Gingrich Executes Stunning Backflip

195
sliv_the_eli3/23/2011 3:37:53 pm PDT

re: #168 reine.de.tout

I think it’ll be a cold day in hell if that happens.

The politicians are going to play games, publicly. They want that fringe vote; the middle votes are pretty much settled. So they will try to court those fringes. What we don’t always know is what goes on in private between members of the different parties. I suspect it’s often quite different that the public rhetoric we hear.

What is true is that:
1. We will elect a President every 4 years, and some people will be supportive of that President’s domestic policies, others will oppose them.
2. If there is a world crisis, our government officials will more often than not do what it is they need to do, even if it doesn’t match up with their campaign rhetoric.
3. The World As We Know It Will Not End.

Now, I voted for McCain and the Palin idiot. But when the election was over, well, that was that. But among many who were here at the time, I saw absolute raw, naked fear - true fear - at the election result. I was taken aback by the depth of it.

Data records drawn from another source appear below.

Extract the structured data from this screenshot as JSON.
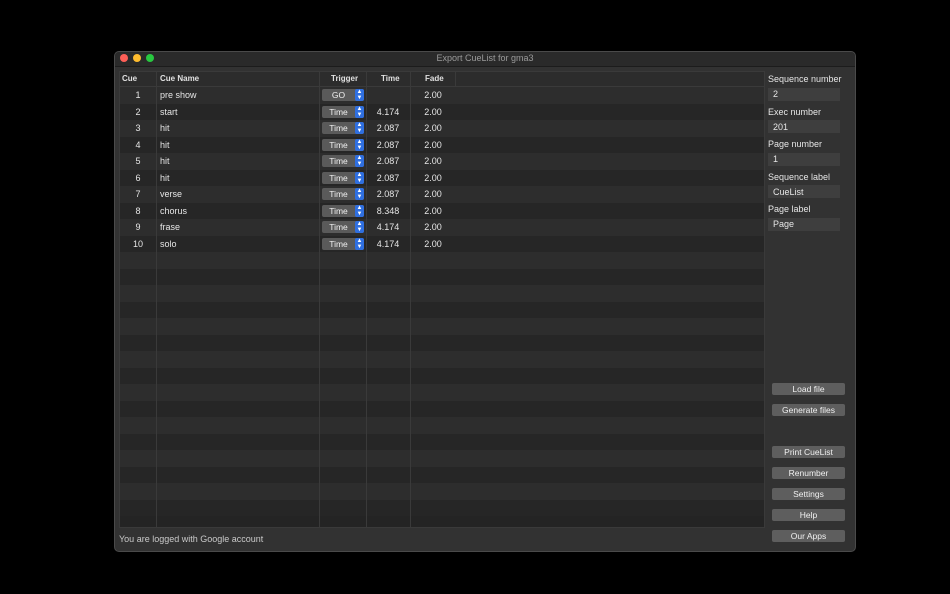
{
  "window": {
    "title": "Export CueList for gma3"
  },
  "table": {
    "headers": {
      "cue": "Cue",
      "name": "Cue Name",
      "trigger": "Trigger",
      "time": "Time",
      "fade": "Fade"
    },
    "rows": [
      {
        "cue": "1",
        "name": "pre show",
        "trigger": "GO",
        "time": "",
        "fade": "2.00"
      },
      {
        "cue": "2",
        "name": "start",
        "trigger": "Time",
        "time": "4.174",
        "fade": "2.00"
      },
      {
        "cue": "3",
        "name": "hit",
        "trigger": "Time",
        "time": "2.087",
        "fade": "2.00"
      },
      {
        "cue": "4",
        "name": "hit",
        "trigger": "Time",
        "time": "2.087",
        "fade": "2.00"
      },
      {
        "cue": "5",
        "name": "hit",
        "trigger": "Time",
        "time": "2.087",
        "fade": "2.00"
      },
      {
        "cue": "6",
        "name": "hit",
        "trigger": "Time",
        "time": "2.087",
        "fade": "2.00"
      },
      {
        "cue": "7",
        "name": "verse",
        "trigger": "Time",
        "time": "2.087",
        "fade": "2.00"
      },
      {
        "cue": "8",
        "name": "chorus",
        "trigger": "Time",
        "time": "8.348",
        "fade": "2.00"
      },
      {
        "cue": "9",
        "name": "frase",
        "trigger": "Time",
        "time": "4.174",
        "fade": "2.00"
      },
      {
        "cue": "10",
        "name": "solo",
        "trigger": "Time",
        "time": "4.174",
        "fade": "2.00"
      }
    ]
  },
  "sidebar": {
    "sequence_number_label": "Sequence number",
    "sequence_number": "2",
    "exec_number_label": "Exec number",
    "exec_number": "201",
    "page_number_label": "Page number",
    "page_number": "1",
    "sequence_label_label": "Sequence label",
    "sequence_label": "CueList",
    "page_label_label": "Page label",
    "page_label": "Page"
  },
  "buttons": {
    "load_file": "Load file",
    "generate_files": "Generate files",
    "print_cuelist": "Print CueList",
    "renumber": "Renumber",
    "settings": "Settings",
    "help": "Help",
    "our_apps": "Our Apps"
  },
  "status": "You are logged with Google account",
  "icons": {
    "trigger_stepper": "up-down-chevron-icon"
  },
  "colors": {
    "accent": "#2f6fe0",
    "background": "#323232"
  }
}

But the predictions of disaster have not come to pass - there’s plenty I don’t like, but our lives go on pretty much as they always have. I think the hyper-partisans on both sides are quite often the ones we see posting posting at blogs, etc. Most of the rest of us just go about doing what we’ve always done.

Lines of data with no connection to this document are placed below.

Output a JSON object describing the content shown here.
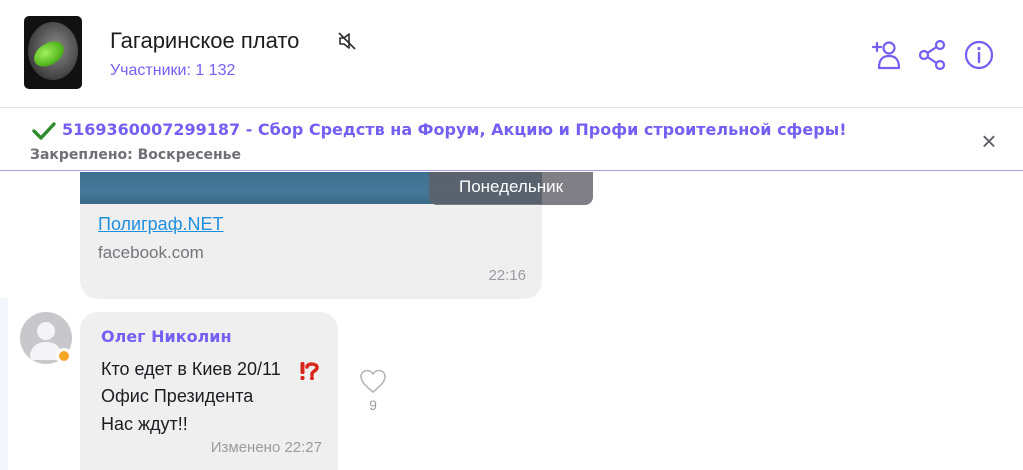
{
  "header": {
    "title": "Гагаринское плато",
    "participants": "Участники: 1 132",
    "icons": [
      "mute-icon",
      "add-user-icon",
      "share-icon",
      "info-icon"
    ]
  },
  "pinned": {
    "text": "5169360007299187 - Сбор Средств на Форум, Акцию и Профи строительной сферы!",
    "meta": "Закреплено: Воскресенье",
    "close_label": "×",
    "check_icon": "check-mark-icon"
  },
  "date_chip": "Понедельник",
  "link_message": {
    "title": "Полиграф.NET",
    "domain": "facebook.com",
    "time": "22:16"
  },
  "message": {
    "sender": "Олег Николин",
    "lines": [
      "Кто едет в Киев 20/11",
      "Офис Президента",
      "Нас ждут!!"
    ],
    "time": "Изменено 22:27",
    "likes": "9",
    "emoji": "exclamation-question-icon"
  },
  "colors": {
    "accent": "#7360f2",
    "link": "#1f8fde",
    "bubble": "#efeff0",
    "status": "#f5a623"
  }
}
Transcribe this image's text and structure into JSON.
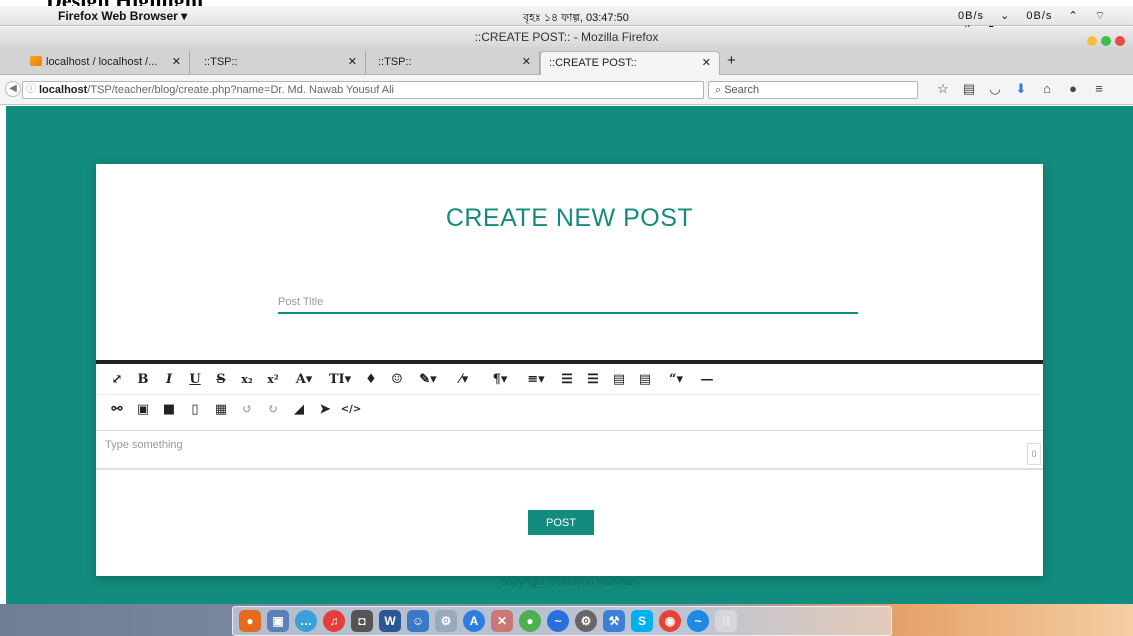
{
  "menubar": {
    "app_menu": "Firefox Web Browser ▾",
    "clock": "বৃহঃ ১৪ ফাল্গ, 03:47:50",
    "tray": [
      "0B/s",
      "0B/s"
    ]
  },
  "window": {
    "title": "::CREATE POST:: - Mozilla Firefox"
  },
  "tabs": [
    {
      "label": "localhost / localhost /...",
      "active": false
    },
    {
      "label": "::TSP::",
      "active": false
    },
    {
      "label": "::TSP::",
      "active": false
    },
    {
      "label": "::CREATE POST::",
      "active": true
    }
  ],
  "navbar": {
    "url_host": "localhost",
    "url_path": "/TSP/teacher/blog/create.php?name=Dr. Md. Nawab Yousuf Ali",
    "search_placeholder": "Search"
  },
  "page": {
    "heading": "CREATE NEW POST",
    "title_placeholder": "Post Title",
    "editor_placeholder": "Type something",
    "char_count": "0",
    "post_button": "POST",
    "copyright": "copyright ©Shovon Rahman"
  },
  "colors": {
    "accent": "#128c7e",
    "page_bg": "#128c7e",
    "card_bg": "#ffffff"
  }
}
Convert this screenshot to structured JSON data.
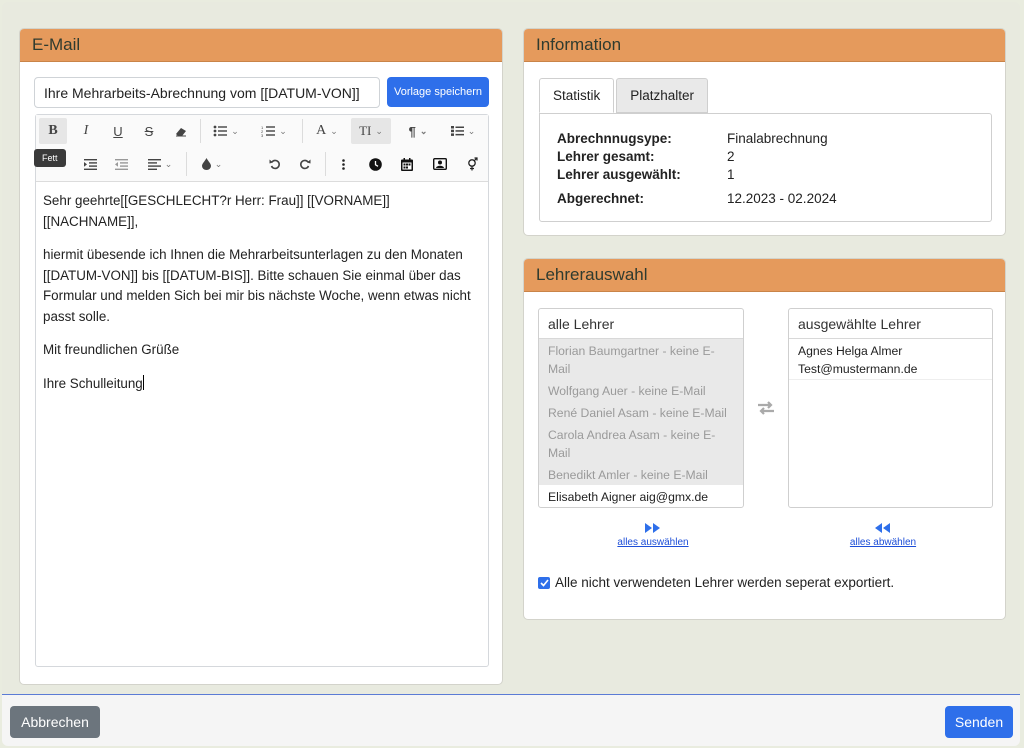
{
  "email": {
    "header": "E-Mail",
    "subject_value": "Ihre Mehrarbeits-Abrechnung vom [[DATUM-VON]]",
    "save_template_label": "Vorlage speichern",
    "tooltip_bold": "Fett",
    "toolbar": {
      "bold": "B",
      "italic": "I",
      "underline": "U",
      "strike": "S",
      "font": "A",
      "text_size": "TI",
      "paragraph": "¶"
    },
    "body_lines": [
      "Sehr geehrte[[GESCHLECHT?r Herr: Frau]] [[VORNAME]] [[NACHNAME]],",
      "hiermit übesende ich Ihnen die Mehrarbeitsunterlagen zu den Monaten [[DATUM-VON]] bis [[DATUM-BIS]]. Bitte schauen Sie einmal über das Formular und melden Sich bei mir bis nächste Woche, wenn etwas nicht passt solle.",
      "Mit freundlichen Grüße",
      "Ihre Schulleitung"
    ]
  },
  "info": {
    "header": "Information",
    "tabs": [
      "Statistik",
      "Platzhalter"
    ],
    "stats": [
      {
        "label": "Abrechnnugsype:",
        "value": "Finalabrechnung"
      },
      {
        "label": "Lehrer gesamt:",
        "value": "2"
      },
      {
        "label": "Lehrer ausgewählt:",
        "value": "1"
      },
      {
        "label": "Abgerechnet:",
        "value": "12.2023 - 02.2024"
      }
    ]
  },
  "teachers": {
    "header": "Lehrerauswahl",
    "all_header": "alle Lehrer",
    "selected_header": "ausgewählte Lehrer",
    "all_list": [
      {
        "line1": "Florian Baumgartner - keine E-",
        "line2": "Mail",
        "disabled": true
      },
      {
        "line1": "Wolfgang Auer - keine E-Mail",
        "line2": "",
        "disabled": true
      },
      {
        "line1": "René Daniel Asam - keine E-Mail",
        "line2": "",
        "disabled": true
      },
      {
        "line1": "Carola Andrea Asam - keine E-",
        "line2": "Mail",
        "disabled": true
      },
      {
        "line1": "Benedikt Amler - keine E-Mail",
        "line2": "",
        "disabled": true
      },
      {
        "line1": "Elisabeth Aigner aig@gmx.de",
        "line2": "",
        "disabled": false
      }
    ],
    "selected_list": [
      {
        "line1": "Agnes Helga Almer",
        "line2": "Test@mustermann.de"
      }
    ],
    "select_all": "alles auswählen",
    "deselect_all": "alles abwählen",
    "export_checkbox_label": "Alle nicht verwendeten Lehrer werden seperat exportiert.",
    "export_checked": true
  },
  "footer": {
    "cancel": "Abbrechen",
    "send": "Senden"
  },
  "colors": {
    "panel_header": "#e59a5c",
    "primary": "#2e6fea",
    "secondary": "#6c757d"
  }
}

Taking your comments backwards (I’m Jewish, I go right to left and down to up), I, too, voted for McCain/Palin, but believe we only have one President at a time, who is entitled to praise when he gets it right and criticism when he gets it wrong.

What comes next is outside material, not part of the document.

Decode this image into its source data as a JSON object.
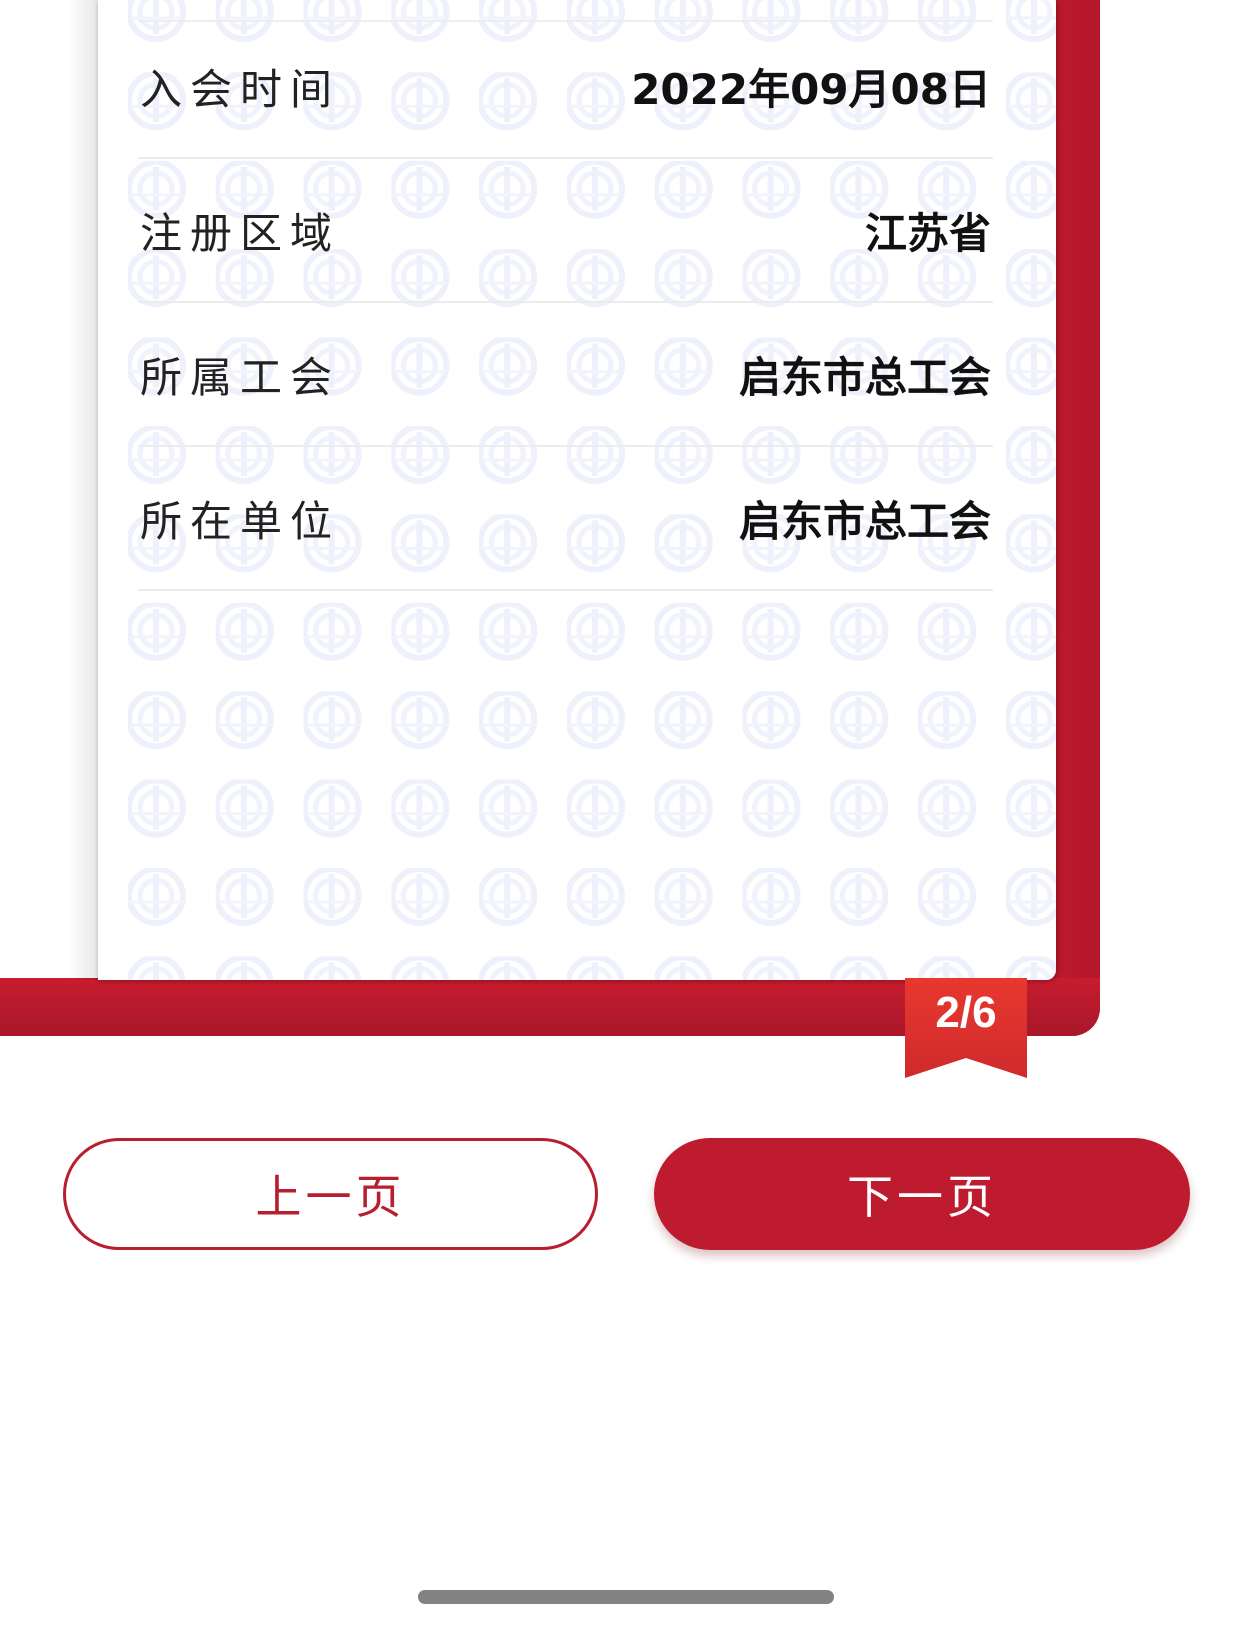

With respect to the issue of extremes vs. moderation in politics, I don’t agree that the middle is settled. On the contrary, it is the extremes within each party that are settled and the middle which is largely apathetic and does not vote in primaries. (Hell, we barely get 60% turnout in the main presidential election). This creates a difficult paradox for those running for president, in that they must navigate a primary process in which they need to attract the votes of the left or right wing of their party (depending on whether they are Dem or Rep), without pissing off the much more vast middle on which they must depend to get elected in the general election. The last candidate who really did that well was Bill Clinton, although he benefitted from the fact that most of the Dems who might have given him a run for his money were too chickens—- to run when they saw GHW Bush’s poll numbers after Iraq I. To some extent, President Obama also succeeded in the transition between primary liberal and general election moderate, but there were other factors, chiefly a general and strong anti-Bush and anti-war sentiment and a severe economic meltdown that almost couldn’t have been timed better if it was intentional, which played a huge role in his election.